Supply of new homes in London unlikely to keep up with demand

Posted 19 June 2013

The supply of new homes in London will fail to keep up with demand over the next decade which is likely to push property prices in the capital higher, according to an analysis from global property firm Knight Frank.

The growing supply-demand imbalance in the city has already helped London property prices recover from the fall out of the financial crisis, with values in prime central London up almost 60% since 2008.

London's booming property market has attracted a host of national and international buyers, but the supply of new homes has failed to keep up with demand, and this trend looks set to continue.

Although the estimated value of units currently in the planning pipeline which are likely to be delivered over the next decade is around £80bn, based on current average borough values, the number of units will not meet the demand suggested by the creation of new households as London population continues to expand.

The London market, like the rest of the UK, has been adversely affected by a lack of new homes supply.
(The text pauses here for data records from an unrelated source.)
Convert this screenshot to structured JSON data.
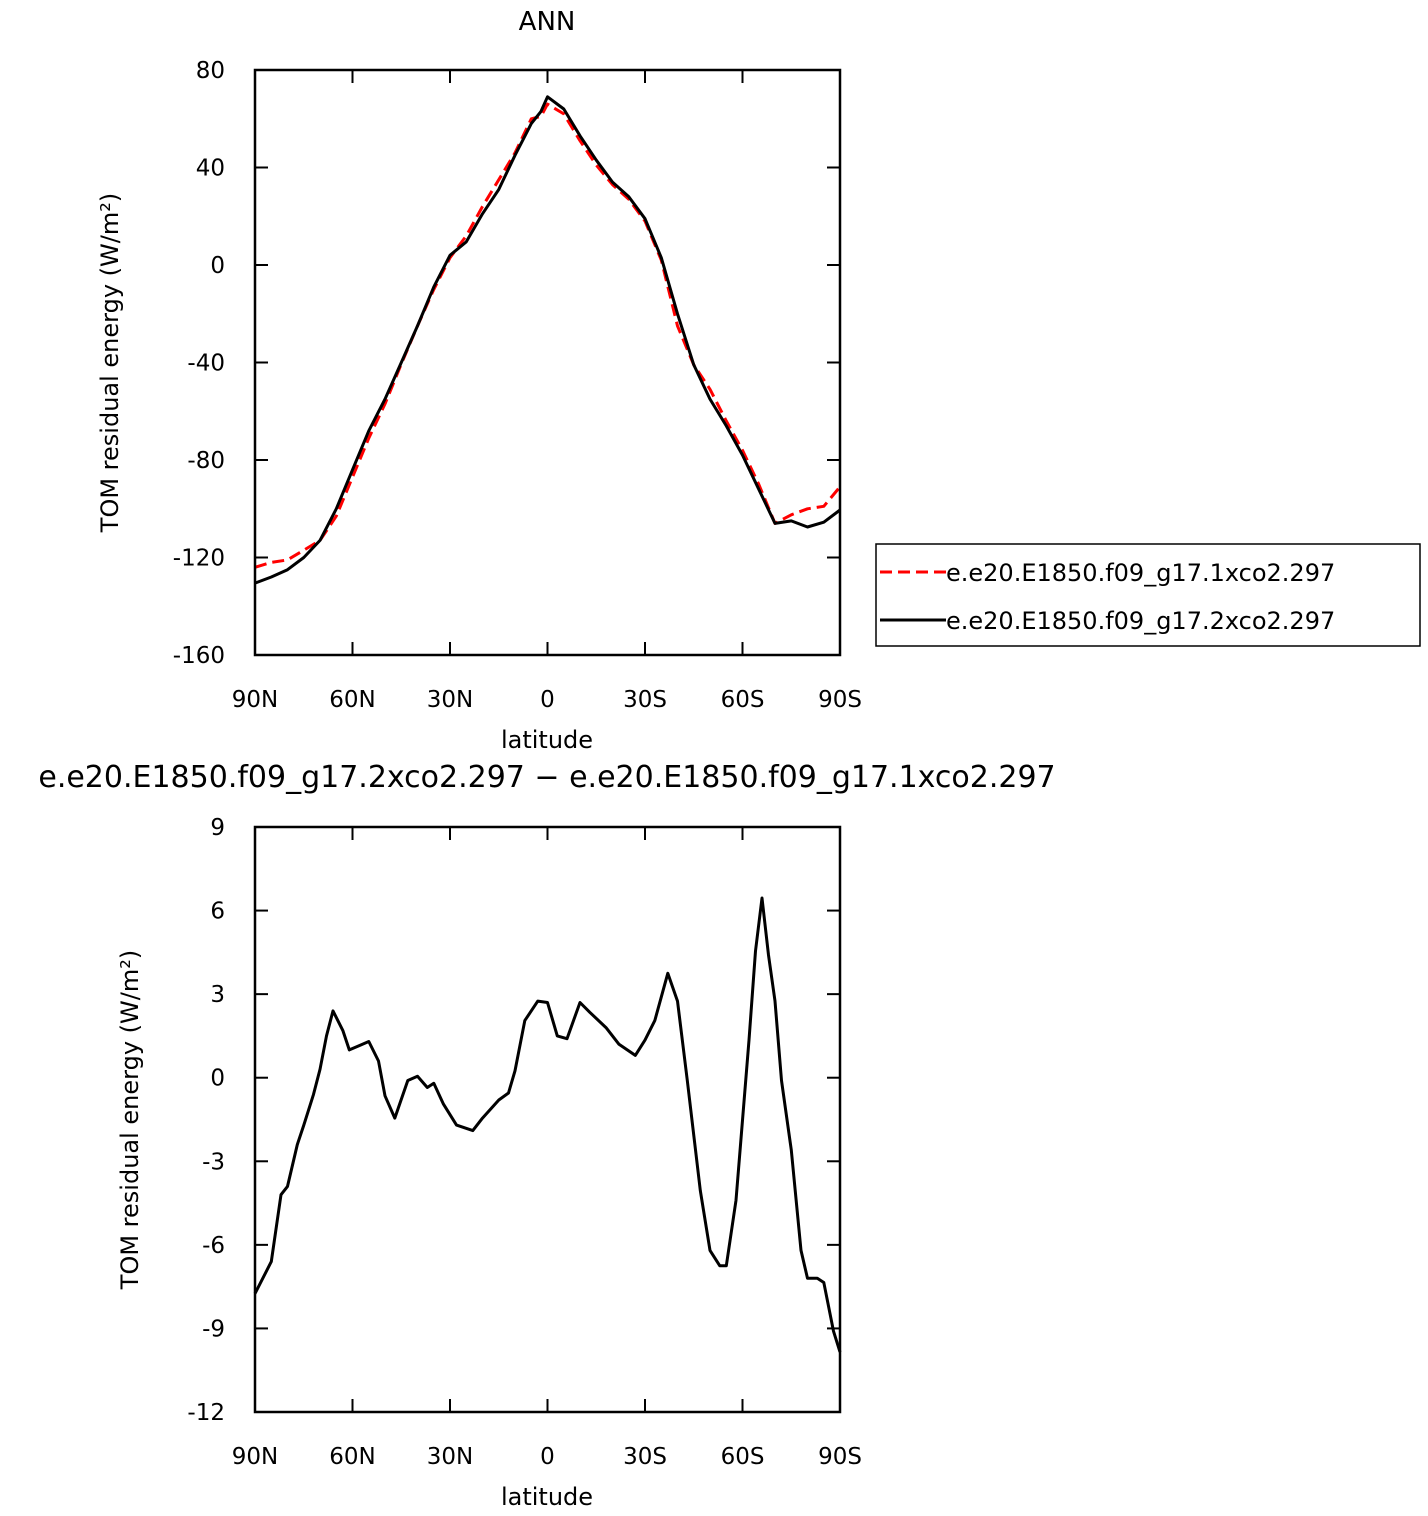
{
  "chart_data": [
    {
      "type": "line",
      "title": "ANN",
      "xlabel": "latitude",
      "ylabel": "TOM residual energy (W/m²)",
      "x": [
        90,
        85,
        80,
        75,
        70,
        65,
        60,
        55,
        50,
        45,
        40,
        35,
        30,
        25,
        20,
        15,
        10,
        5,
        2,
        0,
        -5,
        -10,
        -15,
        -20,
        -25,
        -30,
        -35,
        -40,
        -45,
        -50,
        -55,
        -60,
        -65,
        -70,
        -75,
        -80,
        -85,
        -90
      ],
      "series": [
        {
          "name": "e.e20.E1850.f09_g17.1xco2.297",
          "color": "#ff0000",
          "dash": true,
          "values": [
            -124,
            -122,
            -121,
            -117,
            -113,
            -103,
            -87,
            -71,
            -57,
            -40.6,
            -25,
            -10,
            3,
            12,
            24,
            35,
            46,
            60,
            61,
            66,
            62,
            51,
            41,
            33,
            27,
            18,
            2,
            -25,
            -41,
            -51,
            -64,
            -76,
            -90,
            -106,
            -102.5,
            -100,
            -99,
            -91
          ]
        },
        {
          "name": "e.e20.E1850.f09_g17.2xco2.297",
          "color": "#000000",
          "dash": false,
          "values": [
            -130.5,
            -128,
            -125,
            -120,
            -113,
            -100,
            -84,
            -68,
            -55,
            -40,
            -25,
            -9,
            4,
            9.5,
            21,
            31,
            45,
            58,
            63,
            69,
            64,
            53,
            43,
            34,
            28,
            19,
            3,
            -20,
            -41,
            -55,
            -66,
            -78,
            -92,
            -106,
            -105,
            -107.5,
            -105.5,
            -100.5
          ]
        }
      ],
      "xlim": [
        90,
        -90
      ],
      "xticks": [
        {
          "value": 90,
          "label": "90N"
        },
        {
          "value": 60,
          "label": "60N"
        },
        {
          "value": 30,
          "label": "30N"
        },
        0,
        {
          "value": -30,
          "label": "30S"
        },
        {
          "value": -60,
          "label": "60S"
        },
        {
          "value": -90,
          "label": "90S"
        }
      ],
      "ylim": [
        -160,
        80
      ],
      "yticks": [
        -160,
        -120,
        -80,
        -40,
        0,
        40,
        80
      ],
      "legend": "right"
    },
    {
      "type": "line",
      "title": "e.e20.E1850.f09_g17.2xco2.297 − e.e20.E1850.f09_g17.1xco2.297",
      "xlabel": "latitude",
      "ylabel": "TOM residual energy (W/m²)",
      "x": [
        90,
        85,
        82,
        80,
        77,
        75,
        72,
        70,
        68,
        66,
        63,
        61,
        58,
        55,
        52,
        50,
        47,
        43,
        40,
        37,
        35,
        32,
        28,
        23,
        20,
        15,
        12,
        10,
        7,
        3,
        0,
        -3,
        -6,
        -10,
        -13,
        -18,
        -22,
        -27,
        -30,
        -33,
        -37,
        -40,
        -43,
        -47,
        -50,
        -53,
        -55,
        -58,
        -62,
        -64,
        -66,
        -68,
        -70,
        -72,
        -75,
        -78,
        -80,
        -83,
        -85,
        -88,
        -90
      ],
      "series": [
        {
          "color": "#000000",
          "dash": false,
          "values": [
            -7.75,
            -6.6,
            -4.2,
            -3.9,
            -2.4,
            -1.7,
            -0.6,
            0.3,
            1.5,
            2.4,
            1.7,
            1.0,
            1.15,
            1.3,
            0.6,
            -0.65,
            -1.45,
            -0.1,
            0.05,
            -0.35,
            -0.2,
            -0.95,
            -1.7,
            -1.9,
            -1.45,
            -0.8,
            -0.55,
            0.25,
            2.05,
            2.75,
            2.7,
            1.5,
            1.4,
            2.7,
            2.35,
            1.8,
            1.2,
            0.8,
            1.35,
            2.05,
            3.75,
            2.75,
            -0.1,
            -4.05,
            -6.2,
            -6.75,
            -6.75,
            -4.4,
            1.35,
            4.55,
            6.45,
            4.4,
            2.75,
            -0.1,
            -2.6,
            -6.2,
            -7.2,
            -7.2,
            -7.35,
            -9.1,
            -9.85
          ]
        }
      ],
      "xlim": [
        90,
        -90
      ],
      "xticks": [
        {
          "value": 90,
          "label": "90N"
        },
        {
          "value": 60,
          "label": "60N"
        },
        {
          "value": 30,
          "label": "30N"
        },
        0,
        {
          "value": -30,
          "label": "30S"
        },
        {
          "value": -60,
          "label": "60S"
        },
        {
          "value": -90,
          "label": "90S"
        }
      ],
      "ylim": [
        -12,
        9
      ],
      "yticks": [
        -12,
        -9,
        -6,
        -3,
        0,
        3,
        6,
        9
      ]
    }
  ]
}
Housebuilding levels fell by almost 30% during the financial downturn in between 2009 and 2010, at a time when the population continued to increase. The number of people living in the capital has risen by 20% over the last two decades.

Grainne Gilmore, head of UK residential research, said: ‘Our data indicates that over the next 10 years, some 277,240 residential units will be completed in Greater London. Around 177,340 of these will be private sector housing. This overall development figure is an increase from our 2012 forecast for delivery of 240,000 residential units."